Limitations & Future Work

  • Reference frame dependency: Scene flow is consistently computed from the reference frame (first frame) to subsequent frames, requiring the target objects to appear at the very beginning of the video; the authors suggest using permutation-invariant training (e.g., [83]) to mitigate this.
  • Idealized sensor assumption: Training utilizes perfectly simulated multimodal inputs and does not model real-world sensor noise, which might degrade performance during real-world deployment.
  • Data-bound generalization: Performance in highly dynamic scenes, wide-baseline, or low-frame-rate videos is still limited by the scale and diversity of the training set; richer 3D dynamic datasets are expected to bridge this gap.
  • vs St4RTrack: Both do dense feed-forward 4D, but St4RTrack directly predicts "moved 3D points," leading to severe scene flow noise on object boundaries and backgrounds, and failing to cleanly extract binary motion masks. Any4D uses allocentric flow parameterization, which is dense and more accurate.

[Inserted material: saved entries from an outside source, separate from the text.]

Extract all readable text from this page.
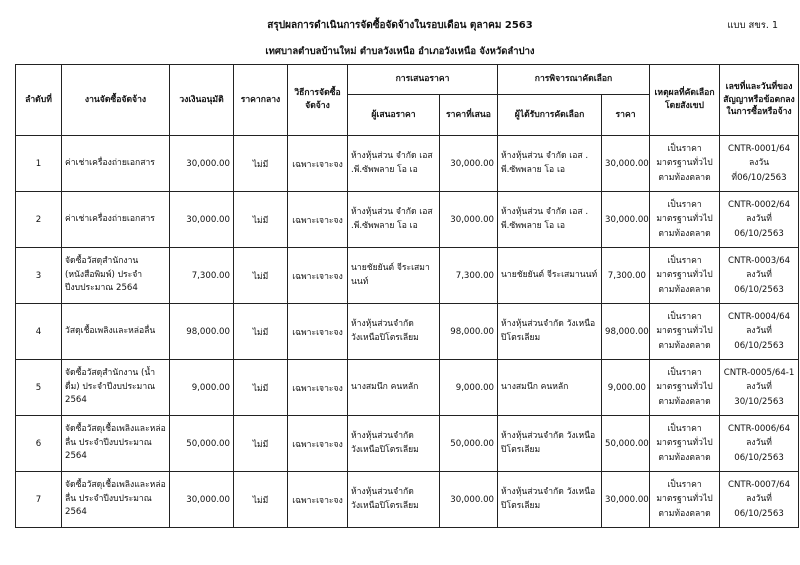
สรุปผลการดำเนินการจัดซื้อจัดจ้างในรอบเดือน ตุลาคม 2563	แบบ สขร. 1
เทศบาลตำบลบ้านใหม่ ตำบลวังเหนือ อำเภอวังเหนือ จังหวัดลำปาง
ลำดับที่	งานจัดซื้อจัดจ้าง	วงเงินอนุมัติ	ราคากลาง	วิธีการจัดซื้อจัดจ้าง	การเสนอราคา		การพิจารณาคัดเลือก		เหตุผลที่คัดเลือกโดยสังเขป	เลขที่และวันที่ของสัญญาหรือข้อตกลงในการซื้อหรือจ้าง
					ผู้เสนอราคา	ราคาที่เสนอ	ผู้ได้รับการคัดเลือก	ราคา		
1	ค่าเช่าเครื่องถ่ายเอกสาร	30,000.00	ไม่มี	เฉพาะเจาะจง	ห้างหุ้นส่วน จำกัด เอส .พี.ซัพพลาย โอ เอ	30,000.00	ห้างหุ้นส่วน จำกัด เอส . พี.ซัพพลาย โอ เอ	30,000.00	เป็นราคามาตรฐานทั่วไปตามท้องตลาด	CNTR-0001/64 ลงวันที่06/10/2563
2	ค่าเช่าเครื่องถ่ายเอกสาร	30,000.00	ไม่มี	เฉพาะเจาะจง	ห้างหุ้นส่วน จำกัด เอส .พี.ซัพพลาย โอ เอ	30,000.00	ห้างหุ้นส่วน จำกัด เอส . พี.ซัพพลาย โอ เอ	30,000.00	เป็นราคามาตรฐานทั่วไปตามท้องตลาด	CNTR-0002/64 ลงวันที่ 06/10/2563
3	จัดซื้อวัสดุสำนักงาน (หนังสือพิมพ์) ประจำปีงบประมาณ 2564	7,300.00	ไม่มี	เฉพาะเจาะจง	นายชัยยันต์ จีระเสมานนท์	7,300.00	นายชัยยันต์ จีระเสมานนท์	7,300.00	เป็นราคามาตรฐานทั่วไปตามท้องตลาด	CNTR-0003/64 ลงวันที่ 06/10/2563
4	วัสดุเชื้อเพลิงและหล่อลื่น	98,000.00	ไม่มี	เฉพาะเจาะจง	ห้างหุ้นส่วนจำกัด วังเหนือปิโตรเลียม	98,000.00	ห้างหุ้นส่วนจำกัด วังเหนือปิโตรเลียม	98,000.00	เป็นราคามาตรฐานทั่วไปตามท้องตลาด	CNTR-0004/64 ลงวันที่ 06/10/2563
5	จัดซื้อวัสดุสำนักงาน (น้ำดื่ม) ประจำปีงบประมาณ 2564	9,000.00	ไม่มี	เฉพาะเจาะจง	นางสมนึก คนหลัก	9,000.00	นางสมนึก คนหลัก	9,000.00	เป็นราคามาตรฐานทั่วไปตามท้องตลาด	CNTR-0005/64-1 ลงวันที่ 30/10/2563
6	จัดซื้อวัสดุเชื้อเพลิงและหล่อลื่น ประจำปีงบประมาณ 2564	50,000.00	ไม่มี	เฉพาะเจาะจง	ห้างหุ้นส่วนจำกัด วังเหนือปิโตรเลียม	50,000.00	ห้างหุ้นส่วนจำกัด วังเหนือปิโตรเลียม	50,000.00	เป็นราคามาตรฐานทั่วไปตามท้องตลาด	CNTR-0006/64 ลงวันที่ 06/10/2563
7	จัดซื้อวัสดุเชื้อเพลิงและหล่อลื่น ประจำปีงบประมาณ 2564	30,000.00	ไม่มี	เฉพาะเจาะจง	ห้างหุ้นส่วนจำกัด วังเหนือปิโตรเลียม	30,000.00	ห้างหุ้นส่วนจำกัด วังเหนือปิโตรเลียม	30,000.00	เป็นราคามาตรฐานทั่วไปตามท้องตลาด	CNTR-0007/64 ลงวันที่ 06/10/2563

  • vs SpatialTrackerV2: The latter offers reliable motion but is sparse (at most 2500 points on H100 80GB) and slow (11.56s). Any4D is natively dense, per-pixel, and ~15× faster in a single feed-forward pass.

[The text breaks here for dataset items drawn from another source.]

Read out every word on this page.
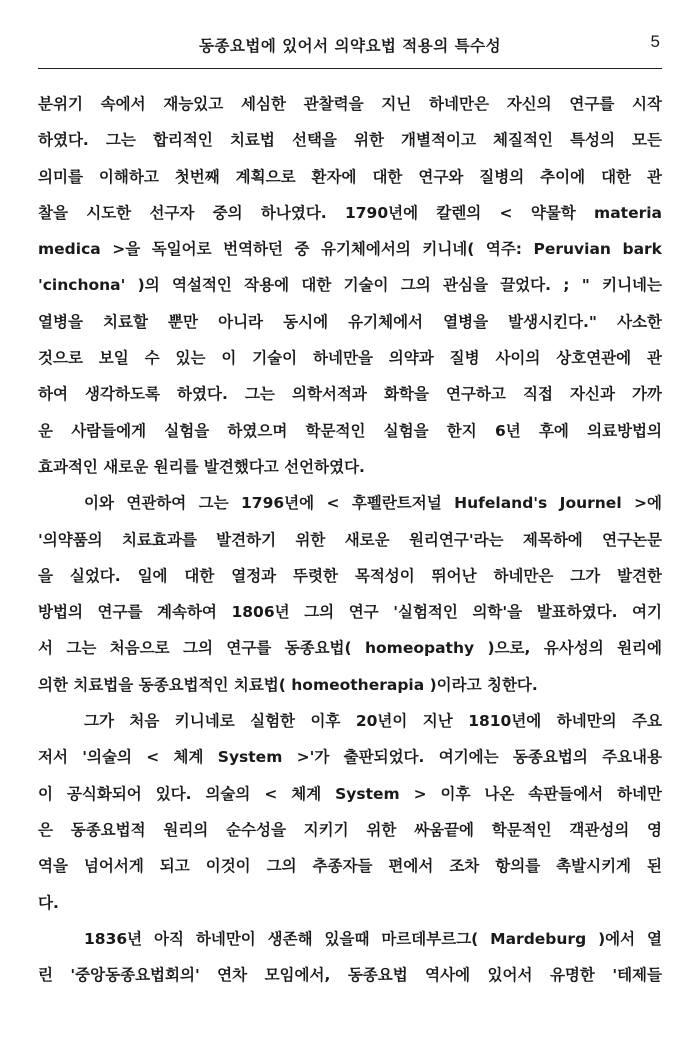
동종요법에 있어서 의약요법 적용의 특수성	5
분위기 속에서 재능있고 세심한 관찰력을 지닌 하네만은 자신의 연구를 시작
하였다. 그는 합리적인 치료법 선택을 위한 개별적이고 체질적인 특성의 모든
의미를 이해하고 첫번째 계획으로 환자에 대한 연구와 질병의 추이에 대한 관
찰을 시도한 선구자 중의 하나였다. 1790년에 칼렌의 < 약물학 materia
medica >을 독일어로 번역하던 중 유기체에서의 키니네( 역주: Peruvian bark
'cinchona' )의 역설적인 작용에 대한 기술이 그의 관심을 끌었다. ; " 키니네는
열병을 치료할 뿐만 아니라 동시에 유기체에서 열병을 발생시킨다." 사소한
것으로 보일 수 있는 이 기술이 하네만을 의약과 질병 사이의 상호연관에 관
하여 생각하도록 하였다. 그는 의학서적과 화학을 연구하고 직접 자신과 가까
운 사람들에게 실험을 하였으며 학문적인 실험을 한지 6년 후에 의료방법의
효과적인 새로운 원리를 발견했다고 선언하였다.
이와 연관하여 그는 1796년에 < 후펠란트저널 Hufeland's Journel >에
'의약품의 치료효과를 발견하기 위한 새로운 원리연구'라는 제목하에 연구논문
을 실었다. 일에 대한 열정과 뚜렷한 목적성이 뛰어난 하네만은 그가 발견한
방법의 연구를 계속하여 1806년 그의 연구 '실험적인 의학'을 발표하였다. 여기
서 그는 처음으로 그의 연구를 동종요법( homeopathy )으로, 유사성의 원리에
의한 치료법을 동종요법적인 치료법( homeotherapia )이라고 칭한다.
그가 처음 키니네로 실험한 이후 20년이 지난 1810년에 하네만의 주요
저서 '의술의 < 체계 System >'가 출판되었다. 여기에는 동종요법의 주요내용
이 공식화되어 있다. 의술의 < 체계 System > 이후 나온 속판들에서 하네만
은 동종요법적 원리의 순수성을 지키기 위한 싸움끝에 학문적인 객관성의 영
역을 넘어서게 되고 이것이 그의 추종자들 편에서 조차 항의를 촉발시키게 된
다.
1836년 아직 하네만이 생존해 있을때 마르데부르그( Mardeburg )에서 열
린 '중앙동종요법회의' 연차 모임에서, 동종요법 역사에 있어서 유명한 '테제들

  • vs hybrid solutions like MonST3R / MASt3R + CoTracker3: These rely on "reconstruction model + external 2D/3D tracker" stitching and require post-processing optimization to establish correspondence. Any4D outputs geometry and motion end-to-end simultaneously, removing the correspondence step.
  • vs MapAnything: It borrows its multi-view encoder design and initializes with its weights, but MapAnything only handles static geometry with pure image inputs. Any4D extends this to dynamic motion + multimodality + metric scale.

Rating

  • Novelty: ⭐⭐⭐⭐⭐ The combination of factored 4D representation, allocentric flow parameterization, and multimodal feed-forward is a solid step forward in unifying 4D reconstruction.
  • Experimental Thoroughness: ⭐⭐⭐⭐⭐ Covers three types of tasks (3D tracking, dense scene flow, video depth) across multiple datasets, with comprehensive ablations on both modalities and representations.
  • Writing Quality: ⭐⭐⭐⭐ Formulation and loss derivations are clear; the three main desiderata (efficiency, multimodality, and scale) are consistently addressed throughout.
  • Value: ⭐⭐⭐⭐⭐ An order-of-magnitude faster speed, metric scale capability, and multimodality make this a highly viable foundation 4D model for robotics, AR/VR, and generative AI.